Questa iper-localizzazione vincola lo sviluppo dei singoli spazi in direzioni che ne limitano le potenzialità generative di impatti territoriali ad ampio spettro, producendo quello che tra gli addetti ai lavori viene definito “effetto Frankenstein”: la giustapposizione convulsa di elementi progettuali causata dalla rincorsa di bandi e finanziamenti che porta, nel tempo, a costruire organizzazioni dall’identità debole e dall’efficacia limitata.
Inoltre, individualizza il rischio che operazioni sperimentali come i nuovi centri culturali necessariamente comportano, addossandolo alle sole organizzazioni promotrici e, eventualmente, al singolo dirigente o referente politico che le ha facilitate. Questo meccanismo rende, da un lato, instabili e precarie le condizioni di lavoro in cui operano i nuovi centri culturali e costituisce, dall’altro, un costante e imperdonabile spreco di occasioni di apprendimento istituzionale per i policy maker che si relazionano con loro.
Vieni a laPiazza, la nostra 2-giorni di eventi online con i nuovi centri culturali per conoscere nuovi stakeholder e costruire nuove politiche.
Quello che abbiamo capito negli anni a cheFare – invece – è che se visti come facenti parte di una tendenza più ampia di portata nazionale e internazionale, i singoli nuovi centri culturali sono molto di più di sperimentazioni locali: sono connettori di relazioni, pratiche, linguaggi e produzioni che costruiscono senso. Quel senso del quale siamo costantemente alla ricerca, soprattutto in un momento difficile come il 2020.
Perché è nella risposta puntuale alla crisi portata dal Coronavirus che in molte parti d’Italia i nuovi centri culturali hanno fatto da base operativa alle forme di solidarietà di base che si sono organizzate per portare una risposta ai gruppi sociali più colpiti. Non solo solidarietà materiale – costituendo punti logistici per la raccolta e la distribuzione – ma anche supporto e sviluppo di progetti di cultura di prossimità. Ed è proprio alla cultura di prossimità che dobbiamo guardare in questi mesi: il dispiegamento sui territori – nei centri come nelle periferie, nelle metropoli come nelle aree interne – di pratiche culturali accessibili, distribuite, capillari.

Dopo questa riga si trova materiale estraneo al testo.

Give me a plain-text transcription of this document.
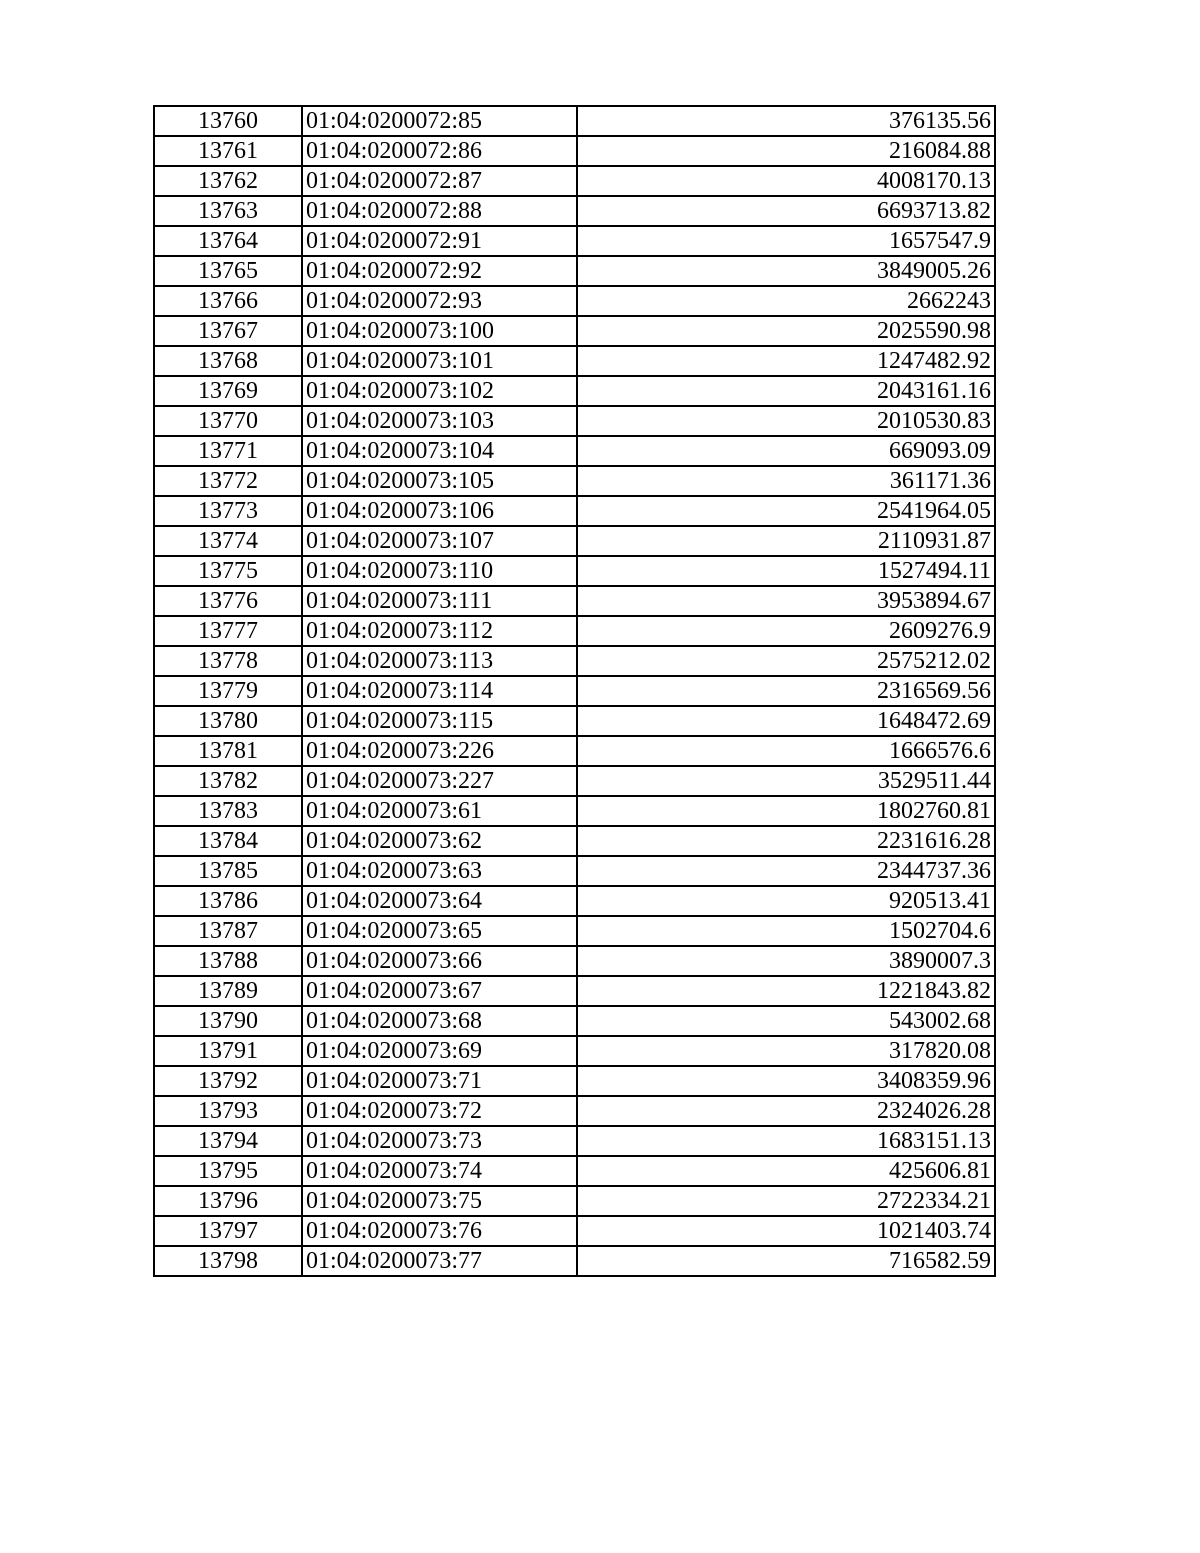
13760	01:04:0200072:85	376135.56
13761	01:04:0200072:86	216084.88
13762	01:04:0200072:87	4008170.13
13763	01:04:0200072:88	6693713.82
13764	01:04:0200072:91	1657547.9
13765	01:04:0200072:92	3849005.26
13766	01:04:0200072:93	2662243
13767	01:04:0200073:100	2025590.98
13768	01:04:0200073:101	1247482.92
13769	01:04:0200073:102	2043161.16
13770	01:04:0200073:103	2010530.83
13771	01:04:0200073:104	669093.09
13772	01:04:0200073:105	361171.36
13773	01:04:0200073:106	2541964.05
13774	01:04:0200073:107	2110931.87
13775	01:04:0200073:110	1527494.11
13776	01:04:0200073:111	3953894.67
13777	01:04:0200073:112	2609276.9
13778	01:04:0200073:113	2575212.02
13779	01:04:0200073:114	2316569.56
13780	01:04:0200073:115	1648472.69
13781	01:04:0200073:226	1666576.6
13782	01:04:0200073:227	3529511.44
13783	01:04:0200073:61	1802760.81
13784	01:04:0200073:62	2231616.28
13785	01:04:0200073:63	2344737.36
13786	01:04:0200073:64	920513.41
13787	01:04:0200073:65	1502704.6
13788	01:04:0200073:66	3890007.3
13789	01:04:0200073:67	1221843.82
13790	01:04:0200073:68	543002.68
13791	01:04:0200073:69	317820.08
13792	01:04:0200073:71	3408359.96
13793	01:04:0200073:72	2324026.28
13794	01:04:0200073:73	1683151.13
13795	01:04:0200073:74	425606.81
13796	01:04:0200073:75	2722334.21
13797	01:04:0200073:76	1021403.74
13798	01:04:0200073:77	716582.59
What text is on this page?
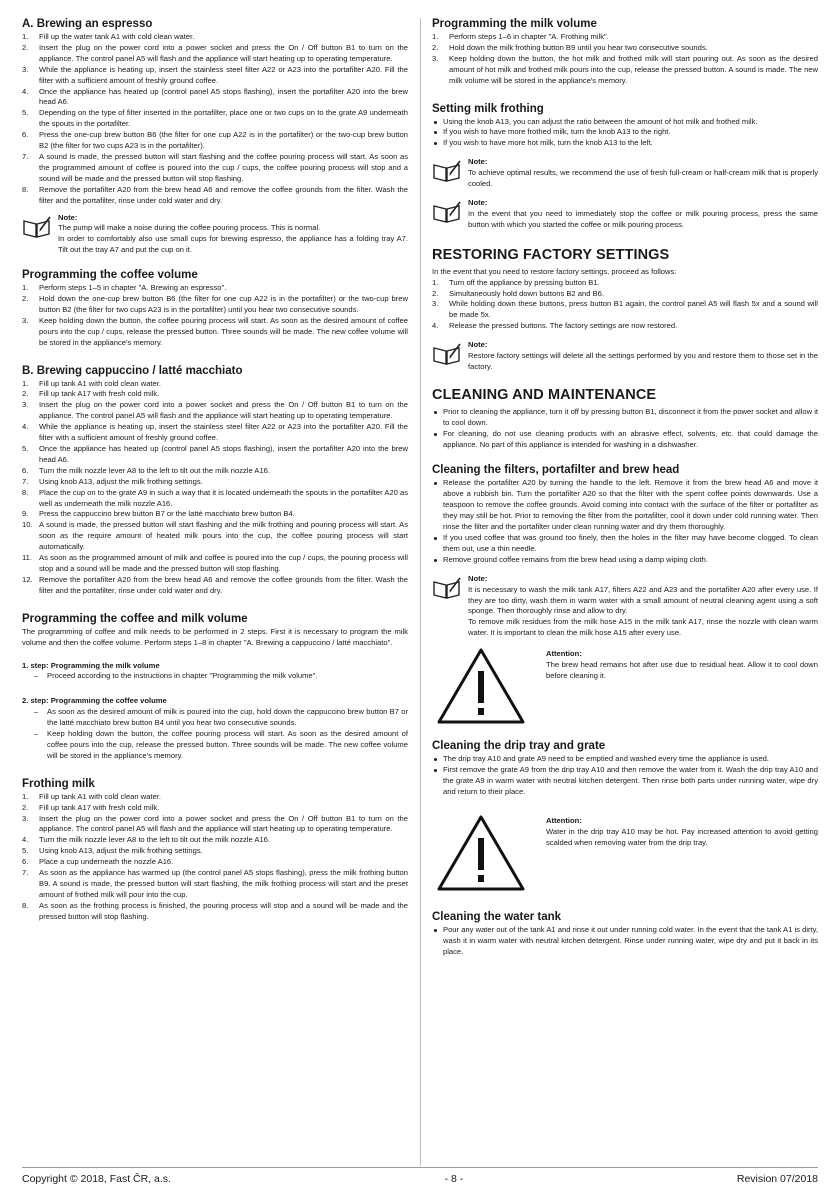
A. Brewing an espresso
1. Fill up the water tank A1 with cold clean water.
2. Insert the plug on the power cord into a power socket and press the On / Off button B1 to turn on the appliance. The control panel A5 will flash and the appliance will start heating up to operating temperature.
3. While the appliance is heating up, insert the stainless steel filter A22 or A23 into the portafilter A20. Fill the filter with a sufficient amount of freshly ground coffee.
4. Once the appliance has heated up (control panel A5 stops flashing), insert the portafilter A20 into the brew head A6.
5. Depending on the type of filter inserted in the portafilter, place one or two cups on to the grate A9 underneath the spouts in the portafilter.
6. Press the one-cup brew button B6 (the filter for one cup A22 is in the portafilter) or the two-cup brew button B2 (the filter for two cups A23 is in the portafilter).
7. A sound is made, the pressed button will start flashing and the coffee pouring process will start. As soon as the programmed amount of coffee is poured into the cup / cups, the coffee pouring process will stop and a sound will be made and the pressed button will stop flashing.
8. Remove the portafilter A20 from the brew head A6 and remove the coffee grounds from the filter. Wash the filter and the portafilter, rinse under cold water and dry.
Note:
The pump will make a noise during the coffee pouring process. This is normal.
In order to comfortably also use small cups for brewing espresso, the appliance has a folding tray A7. Tilt out the tray A7 and put the cup on it.
Programming the coffee volume
1. Perform steps 1–5 in chapter "A. Brewing an espresso".
2. Hold down the one-cup brew button B6 (the filter for one cup A22 is in the portafilter) or the two-cup brew button B2 (the filter for two cups A23 is in the portafilter) until you hear two consecutive sounds.
3. Keep holding down the button, the coffee pouring process will start. As soon as the desired amount of coffee pours into the cup / cups, release the pressed button. Three sounds will be made. The new coffee volume will be stored in the appliance's memory.
B. Brewing cappuccino / latté macchiato
1. Fill up tank A1 with cold clean water.
2. Fill up tank A17 with fresh cold milk.
3. Insert the plug on the power cord into a power socket and press the On / Off button B1 to turn on the appliance. The control panel A5 will flash and the appliance will start heating up to operating temperature.
4. While the appliance is heating up, insert the stainless steel filter A22 or A23 into the portafilter A20. Fill the filter with a sufficient amount of freshly ground coffee.
5. Once the appliance has heated up (control panel A5 stops flashing), insert the portafilter A20 into the brew head A6.
6. Turn the milk nozzle lever A8 to the left to tilt out the milk nozzle A16.
7. Using knob A13, adjust the milk frothing settings.
8. Place the cup on to the grate A9 in such a way that it is located underneath the spouts in the portafilter A20 as well as underneath the milk nozzle A16.
9. Press the cappuccino brew button B7 or the latté macchiato brew button B4.
10. A sound is made, the pressed button will start flashing and the milk frothing and pouring process will start. As soon as the require amount of heated milk pours into the cup, the coffee pouring process will start automatically.
11. As soon as the programmed amount of milk and coffee is poured into the cup / cups, the pouring process will stop and a sound will be made and the pressed button will stop flashing.
12. Remove the portafilter A20 from the brew head A6 and remove the coffee grounds from the filter. Wash the filter and the portafilter, rinse under cold water and dry.
Programming the coffee and milk volume
The programming of coffee and milk needs to be performed in 2 steps. First it is necessary to program the milk volume and then the coffee volume. Perform steps 1–8 in chapter "A. Brewing a cappuccino / latté macchiato".
1. step: Programming the milk volume
– Proceed according to the instructions in chapter "Programming the milk volume".
2. step: Programming the coffee volume
– As soon as the desired amount of milk is poured into the cup, hold down the cappuccino brew button B7 or the latté macchiato brew button B4 until you hear two consecutive sounds.
– Keep holding down the button, the coffee pouring process will start. As soon as the desired amount of coffee pours into the cup, release the pressed button. Three sounds will be made. The new coffee volume will be stored in the appliance's memory.
Frothing milk
1. Fill up tank A1 with cold clean water.
2. Fill up tank A17 with fresh cold milk.
3. Insert the plug on the power cord into a power socket and press the On / Off button B1 to turn on the appliance. The control panel A5 will flash and the appliance will start heating up to operating temperature.
4. Turn the milk nozzle lever A8 to the left to tilt out the milk nozzle A16.
5. Using knob A13, adjust the milk frothing settings.
6. Place a cup underneath the nozzle A16.
7. As soon as the appliance has warmed up (the control panel A5 stops flashing), press the milk frothing button B9. A sound is made, the pressed button will start flashing, the milk frothing process will start and the preset amount of frothed milk will pour into the cup.
8. As soon as the frothing process is finished, the pouring process will stop and a sound will be made and the pressed button will stop flashing.
Programming the milk volume
1. Perform steps 1–6 in chapter "A. Frothing milk".
2. Hold down the milk frothing button B9 until you hear two consecutive sounds.
3. Keep holding down the button, the hot milk and frothed milk will start pouring out. As soon as the desired amount of hot milk and frothed milk pours into the cup, release the pressed button. A sound is made. The new milk volume will be stored in the appliance's memory.
Setting milk frothing
Using the knob A13, you can adjust the ratio between the amount of hot milk and frothed milk.
If you wish to have more frothed milk, turn the knob A13 to the right.
If you wish to have more hot milk, turn the knob A13 to the left.
Note:
To achieve optimal results, we recommend the use of fresh full-cream or half-cream milk that is properly cooled.
Note:
In the event that you need to immediately stop the coffee or milk pouring process, press the same button with which you started the coffee or milk pouring process.
RESTORING FACTORY SETTINGS
In the event that you need to restore factory settings, proceed as follows:
1. Turn off the appliance by pressing button B1.
2. Simultaneously hold down buttons B2 and B6.
3. While holding down these buttons, press button B1 again, the control panel A5 will flash 5x and a sound will be made 5x.
4. Release the pressed buttons. The factory settings are now restored.
Note:
Restore factory settings will delete all the settings performed by you and restore them to those set in the factory.
CLEANING AND MAINTENANCE
Prior to cleaning the appliance, turn it off by pressing button B1, disconnect it from the power socket and allow it to cool down.
For cleaning, do not use cleaning products with an abrasive effect, solvents, etc. that could damage the appliance. No part of this appliance is intended for washing in a dishwasher.
Cleaning the filters, portafilter and brew head
Release the portafilter A20 by turning the handle to the left. Remove it from the brew head A6 and move it above a rubbish bin. Turn the portafilter A20 so that the filter with the spent coffee points downwards. Use a teaspoon to remove the coffee grounds. Avoid coming into contact with the surface of the filter or portafilter as they may still be hot. Prior to removing the filter from the portafilter, cool it down under cold running water. Then rinse the filter and the portafilter under clean running water and dry them thoroughly.
If you used coffee that was ground too finely, then the holes in the filter may have become clogged. To clean them out, use a thin needle.
Remove ground coffee remains from the brew head using a damp wiping cloth.
Note:
It is necessary to wash the milk tank A17, filters A22 and A23 and the portafilter A20 after every use. If they are too dirty, wash them in warm water with a small amount of neutral cleaning agent using a soft sponge. Then thoroughly rinse and allow to dry.
To remove milk residues from the milk hose A15 in the milk tank A17, rinse the nozzle with clean warm water. It is important to clean the milk hose A15 after every use.
Attention:
The brew head remains hot after use due to residual heat. Allow it to cool down before cleaning it.
Cleaning the drip tray and grate
The drip tray A10 and grate A9 need to be emptied and washed every time the appliance is used.
First remove the grate A9 from the drip tray A10 and then remove the water from it. Wash the drip tray A10 and the grate A9 in warm water with neutral kitchen detergent. Then rinse both parts under running water, wipe dry and return to their place.
Attention:
Water in the drip tray A10 may be hot. Pay increased attention to avoid getting scalded when removing water from the drip tray.
Cleaning the water tank
Pour any water out of the tank A1 and rinse it out under running cold water. In the event that the tank A1 is dirty, wash it in warm water with neutral kitchen detergent. Rinse under running water, wipe dry and put it back in its place.
Copyright © 2018, Fast ČR, a.s.	- 8 -	Revision 07/2018
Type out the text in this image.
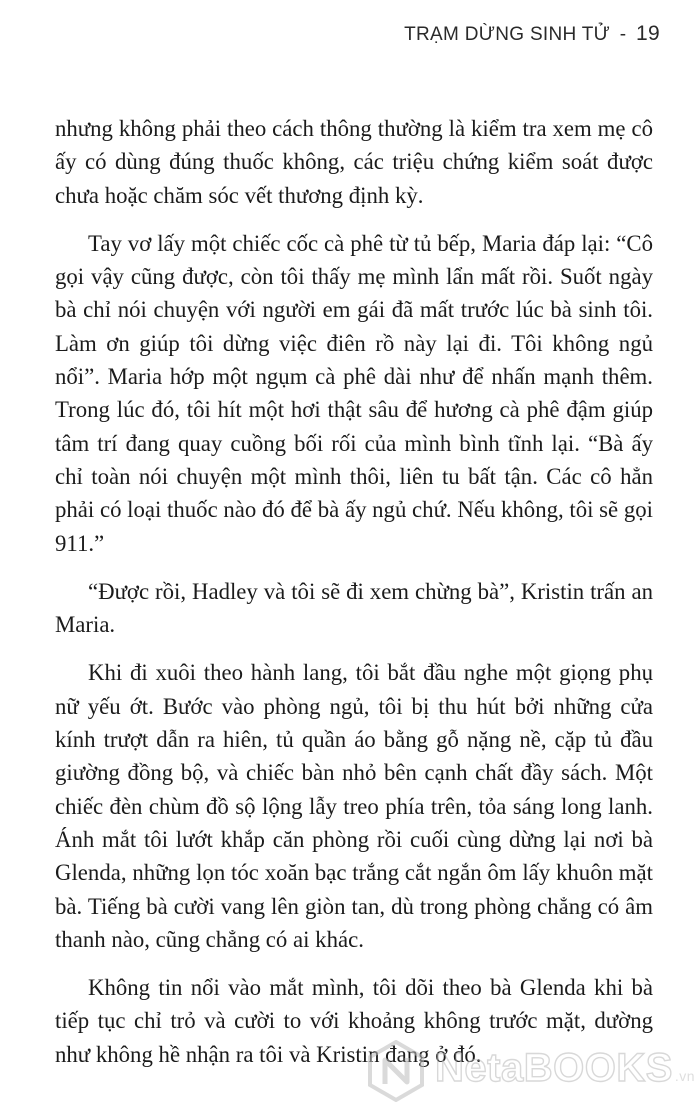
TRẠM DỪNG SINH TỬ - 19

nhưng không phải theo cách thông thường là kiểm tra xem mẹ cô ấy có dùng đúng thuốc không, các triệu chứng kiểm soát được chưa hoặc chăm sóc vết thương định kỳ.

Tay vơ lấy một chiếc cốc cà phê từ tủ bếp, Maria đáp lại: “Cô gọi vậy cũng được, còn tôi thấy mẹ mình lẩn mất rồi. Suốt ngày bà chỉ nói chuyện với người em gái đã mất trước lúc bà sinh tôi. Làm ơn giúp tôi dừng việc điên rồ này lại đi. Tôi không ngủ nổi”. Maria hớp một ngụm cà phê dài như để nhấn mạnh thêm. Trong lúc đó, tôi hít một hơi thật sâu để hương cà phê đậm giúp tâm trí đang quay cuồng bối rối của mình bình tĩnh lại. “Bà ấy chỉ toàn nói chuyện một mình thôi, liên tu bất tận. Các cô hẳn phải có loại thuốc nào đó để bà ấy ngủ chứ. Nếu không, tôi sẽ gọi 911.”

“Được rồi, Hadley và tôi sẽ đi xem chừng bà”, Kristin trấn an Maria.

Khi đi xuôi theo hành lang, tôi bắt đầu nghe một giọng phụ nữ yếu ớt. Bước vào phòng ngủ, tôi bị thu hút bởi những cửa kính trượt dẫn ra hiên, tủ quần áo bằng gỗ nặng nề, cặp tủ đầu giường đồng bộ, và chiếc bàn nhỏ bên cạnh chất đầy sách. Một chiếc đèn chùm đồ sộ lộng lẫy treo phía trên, tỏa sáng long lanh. Ánh mắt tôi lướt khắp căn phòng rồi cuối cùng dừng lại nơi bà Glenda, những lọn tóc xoăn bạc trắng cắt ngắn ôm lấy khuôn mặt bà. Tiếng bà cười vang lên giòn tan, dù trong phòng chẳng có âm thanh nào, cũng chẳng có ai khác.

Không tin nổi vào mắt mình, tôi dõi theo bà Glenda khi bà tiếp tục chỉ trỏ và cười to với khoảng không trước mặt, dường như không hề nhận ra tôi và Kristin đang ở đó.

NetaBOOKS .vn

Per noi, la traduzione tra mondi diversi che vivono gli stessi territori è una delle operazioni più delicate e complesse in assoluto. Sappiamo che ci si trova costantemente a utilizzare le stesse parole per indicare cose diverse, mentre altre restano in confortevoli nubi d’indeterminatezza. Quello che non vogliamo fare è parlare per conto di altri: sempre più spesso i nuovi centri culturali danno vita a reti di secondo livello o entrano a far parte, cambiandone in parte i connotati, di associazioni storiche; sono i nostri partner di rete, che in questi mesi stanno diventando sempre più forti, pur tra le mille avversità del periodo. Al contrario, vogliamo fare quello che pensare di saper fare meglio: aiutare a incontrarsi, costruire relazioni, connessioni e nuovi modi di comprendersi e di cooperare.